6.10.1.4 “Kolluk Araması” Sırasında ve Sonrasında Yapılan Eylem ve
İşlemlerin Hukuka Aykırı Şekilde Gerçekleştirildiği İddiası
Başvuruda; avukat başvurucu tarafından, arkadaşı ile birlikte bulundukları bir
mekânda yapılan “önleyici kolluk araması” sırasında, müvekkili ve arkadaşına yapılan
üst aramasının hukuka aykırı şekilde gerçekleştirildiği, sonrasında polisin zor kullanma
yetkisini aşarak aşırı güç kullandığı, devamında haksız yere polis merkezine götürülerek
kişi hürriyeti ve güvenliğinin ihlal edildiği, bu sırada onur kırıcı davranış ile işkence ve
kötü muamelede bulunulduğu iddia ve şikâyet edilmiştir.

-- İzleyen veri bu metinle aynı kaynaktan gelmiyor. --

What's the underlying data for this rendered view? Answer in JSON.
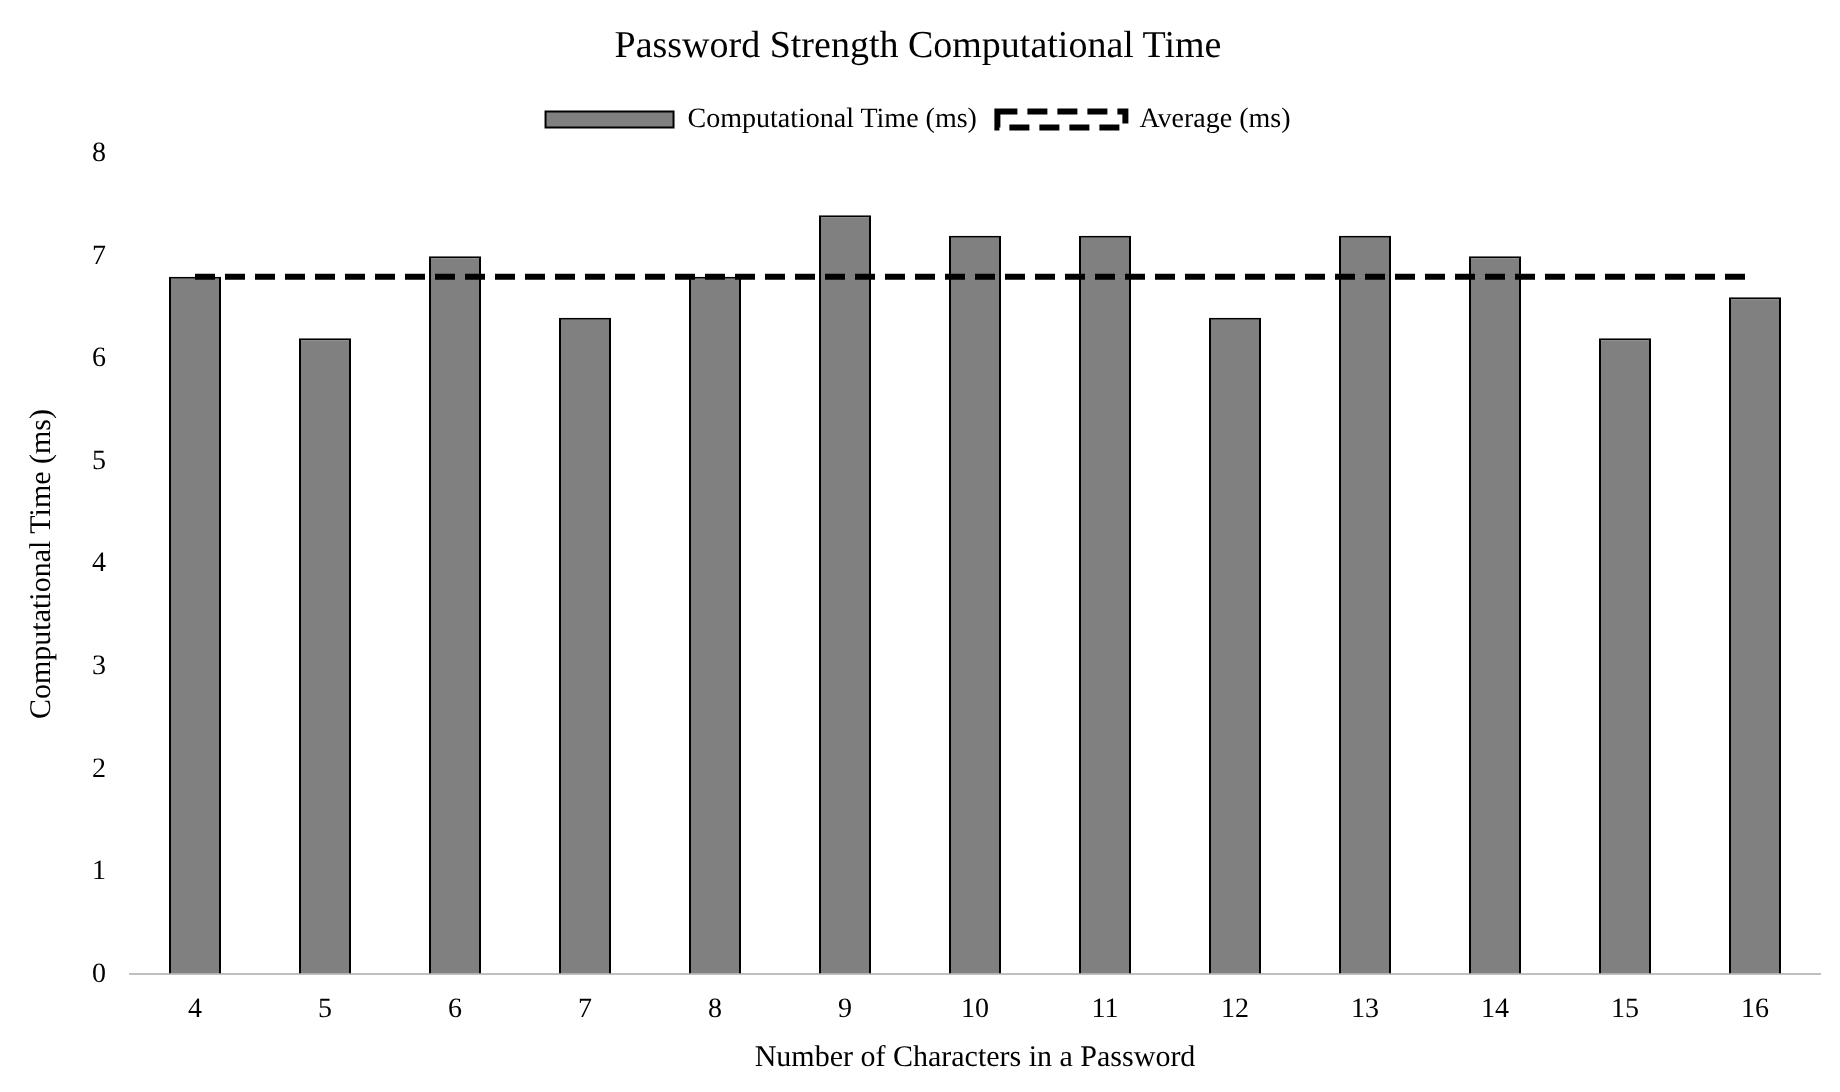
{
  "chart_data": {
    "type": "bar",
    "title": "Password Strength Computational Time",
    "xlabel": "Number of Characters in a Password",
    "ylabel": "Computational Time (ms)",
    "categories": [
      "4",
      "5",
      "6",
      "7",
      "8",
      "9",
      "10",
      "11",
      "12",
      "13",
      "14",
      "15",
      "16"
    ],
    "series": [
      {
        "name": "Computational Time (ms)",
        "color": "#808080",
        "values": [
          6.8,
          6.2,
          7.0,
          6.4,
          6.8,
          7.4,
          7.2,
          7.2,
          6.4,
          7.2,
          7.0,
          6.2,
          6.6
        ]
      },
      {
        "name": "Average (ms)",
        "type": "line",
        "color": "#000000",
        "line_style": "dashed",
        "values": [
          6.8,
          6.8,
          6.8,
          6.8,
          6.8,
          6.8,
          6.8,
          6.8,
          6.8,
          6.8,
          6.8,
          6.8,
          6.8
        ]
      }
    ],
    "ylim": [
      0,
      8
    ],
    "yticks": [
      0,
      1,
      2,
      3,
      4,
      5,
      6,
      7,
      8
    ],
    "grid": false,
    "legend": "top"
  }
}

Kurumumuzca başvuru dosyası, “önleme araması ve zor kullanma yetkisi”, “kişi
hürriyeti ve güvenliği – yakalama / gözaltı işleminin hukukiliği” ile “etkili başvuru hakkı
– cezasızlık ile mücadele” olmak üzere üç kısımda değerlendirilmiştir.
Kolluğun güvenlik kontrolü ve zor kullanma yetkisine ilişkin olarak yapılan incelemede;
şikâyete konu olayda eğlence kulübünde gerçekleştirilen rutin güvenlik kontrolü
faaliyeti sırasında, mekânın tuvalet kısmında başvurucu ve arkadaşının aynı kabinden
çıktıklarını ve başvurucunun arkadaşının elinde rulo halinde kâğıt para tuttuğunu
görmeleri üzerine, bu kişinin üzerinin aranması esnasında gerçekleştiği anlaşılmaktadır.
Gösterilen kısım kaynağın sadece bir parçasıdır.